MARIA E. KASONDA, Complainant
ALDRIDGE, INC., Respondent A
GEORGE WEBB, Respondent B
An administrative law judge for the Equal Rights Division of the Department of Industry, Labor and Human Relations issued a Decision on Probable Cause in the above-captioned matter on January 8, 1993. Complainant filed a timely petition for review by the commission and the parties submitted written arguments.
An administrative law judge for the Equal Rights Division of the Department of Industry, Labor and Human Relations issued a Decision on Motion for Attorney Fees in the above-captioned matter on December 28, 1992. Respondent B filed a timely petition for review by the commission and the parties submitted written arguments.
Based upon a review of the record in its entirety, the Labor and Industry Review Commission hereby issues the following:
The decisions of the administrative law judge (copies attached) are affirmed and shall stand as the FINAL ORDER herein.
Dated and mailed November 30, 1993
/s/ Pamela I. Anderson, Chairman
/s/ Richard T. Kreul, Commissioner
/s/ James R. Meier, Commissioner
In her petition for commission review the complainant essentially argues that she offered direct evidence at the hearing of racial discrimination and sexual harassment, as well as evidence indicating that she was subjected to retaliation and constructive discharge. Ind 88.01(8), Wis. Adm. Code, provides that "probable cause means a reasonable ground for belief, supported by facts and circumstances strong enough in themselves to warrant a prudent person in the belief, that the discrimination ... has been ... committed." Based upon its independent review of the record, the commission concludes that the administrative law judge's findings of fact and conclusions of law are supported thereby and affirms the administrative law judge's decision that there is no probable cause to believe that the employe was discriminated against based on her race or sex or that she was subjected to retaliation by the respondents in violation of the Wisconsin Fair Employment Act.

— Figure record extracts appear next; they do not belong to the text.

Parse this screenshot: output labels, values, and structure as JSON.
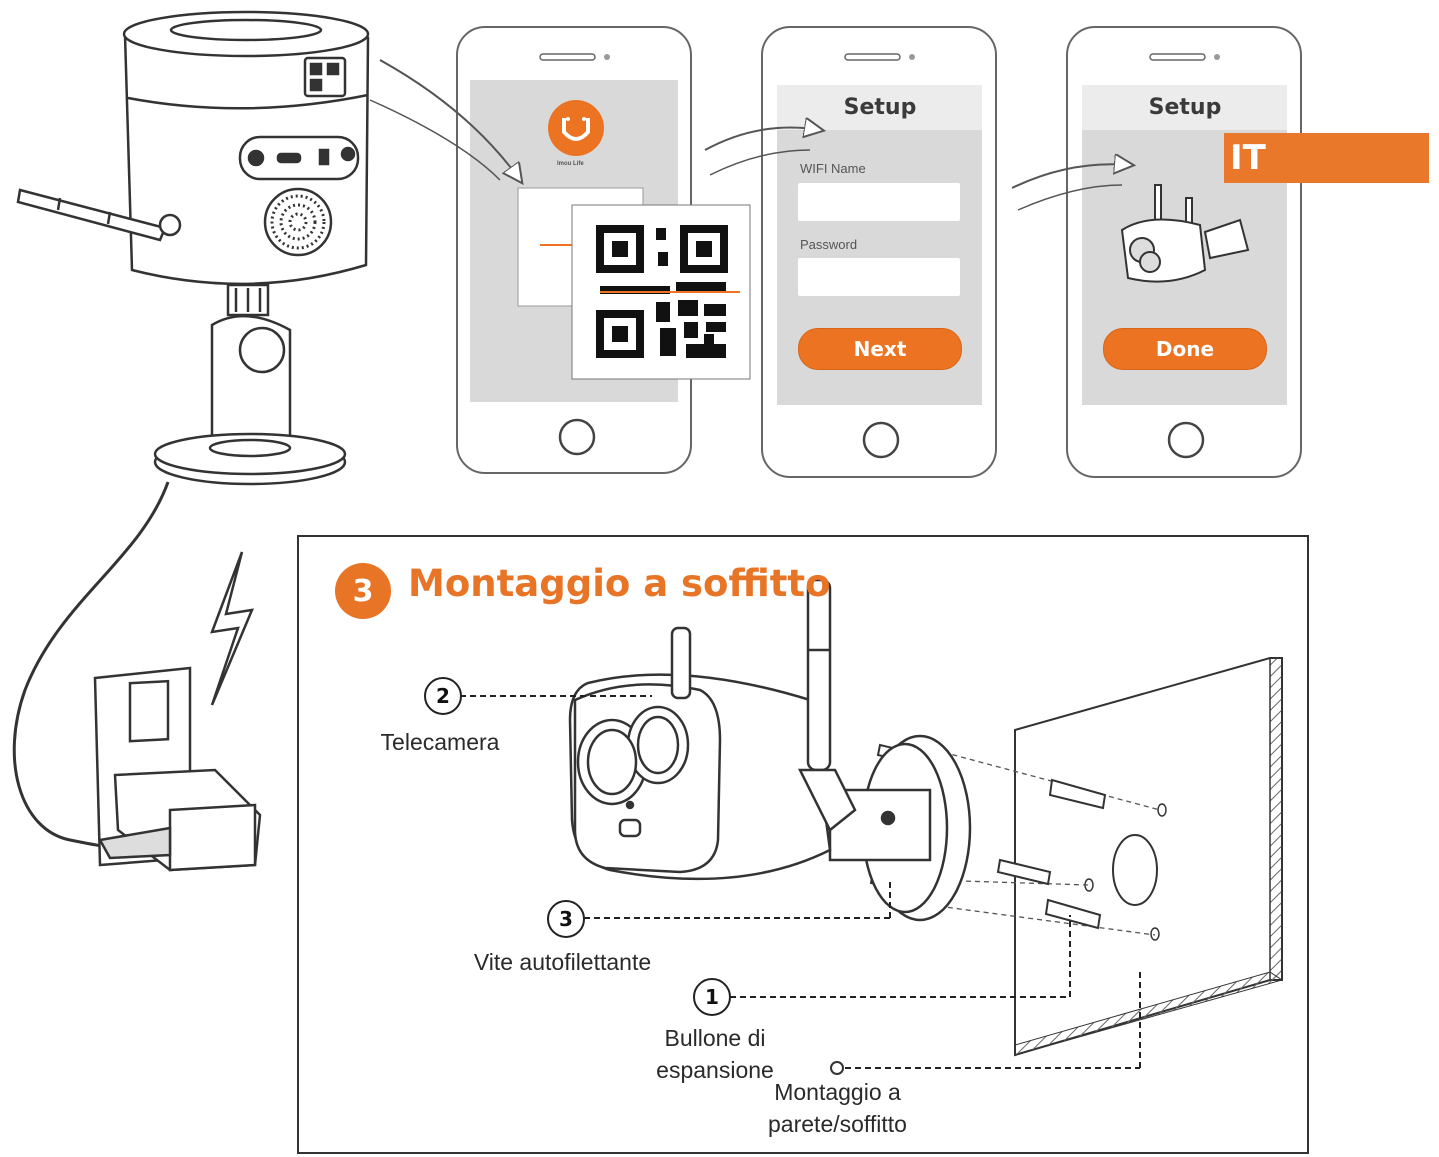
{
  "lang_badge": "IT",
  "phones": [
    {
      "app_caption": "Imou Life"
    },
    {
      "title": "Setup",
      "wifi_label": "WIFI Name",
      "password_label": "Password",
      "button_label": "Next"
    },
    {
      "title": "Setup",
      "button_label": "Done"
    }
  ],
  "section": {
    "number": "3",
    "title": "Montaggio a soffitto"
  },
  "callouts": [
    {
      "number": "2",
      "label": "Telecamera"
    },
    {
      "number": "3",
      "label": "Vite autofilettante"
    },
    {
      "number": "1",
      "label_line1": "Bullone di",
      "label_line2": "espansione"
    },
    {
      "label_line1": "Montaggio a",
      "label_line2": "parete/soffitto"
    }
  ],
  "colors": {
    "accent": "#e87426",
    "screen_gray": "#d9d9d9",
    "line": "#333333"
  },
  "icons": [
    "camera-illustration",
    "qr-code-icon",
    "lightning-icon",
    "power-adapter-icon",
    "imou-logo-icon",
    "home-button-icon",
    "wall-icon",
    "screw-icon"
  ]
}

The respondent (Respondent B) has also petitioned for commission review of the administrative law judge's denial of its motion for attorney fees. In the petition, the respondent argues that the complainant's decision to proceed to the no probable cause hearing was frivolous and that the same reasoning applied to allow prevailing complainants to recover attorney fees should also be applied to permit the respondent to recover attorney fees in this situation. The respondent argues that the policies underlying the Wisconsin Fair Employment Act aim at protecting both employes and employers and that such a result is dictated by principles of equity. The respondent also points out that employers may recover attorney fees in Title VII cases where the plaintiffs action was frivolously taken and that circuit courts have the authority to award costs and fees to a prevailing party where the claim is frivolous.
An administrative agency's authority to award attorney fees must be either expressly or impliedly conferred by statute. The Wisconsin Supreme Court has held that, in light of the purpose of the Fair Employment Act, which is to discourage discriminatory employment practices and to make victims of discrimination "whole," the authority to award attorney fees to prevailing complainants may be fairly implied from section 111. 3 6(3)(b), Stats. which authorizes the department to ". . . order such action by the respondent as will effectuate the purpose of this subchapter [the Fair Employment Act] . . . ." Watkins v. LIRC, 117 Wis. 2d 753, 345 NW.2d 482 (Wis. 1984). However, the Wisconsin Fair Employment Act neither expressly nor impliedly authorizes the commission to make such an award to a prevailing respondent. Section 111.39(4)(d) of the statute provides that, "If the examiner finds that the respondent has not engaged in discrimination ... as alleged in the complaint, the department shall serve a certified copy of the examiner's findings on the complainant together with an order dismissing the complaint." This section does not allow the agency to order any type of relief for a prevailing employer, much less specifically authorize an award of attorney fees. Tatum v. LIRC, 132 Wis. 2d 411, 422, 392 NW.2d 840 (Wis. Ct. App. 1986) (emphasis in original). Accordingly, the commission may not overturn the administrative law judge's decision.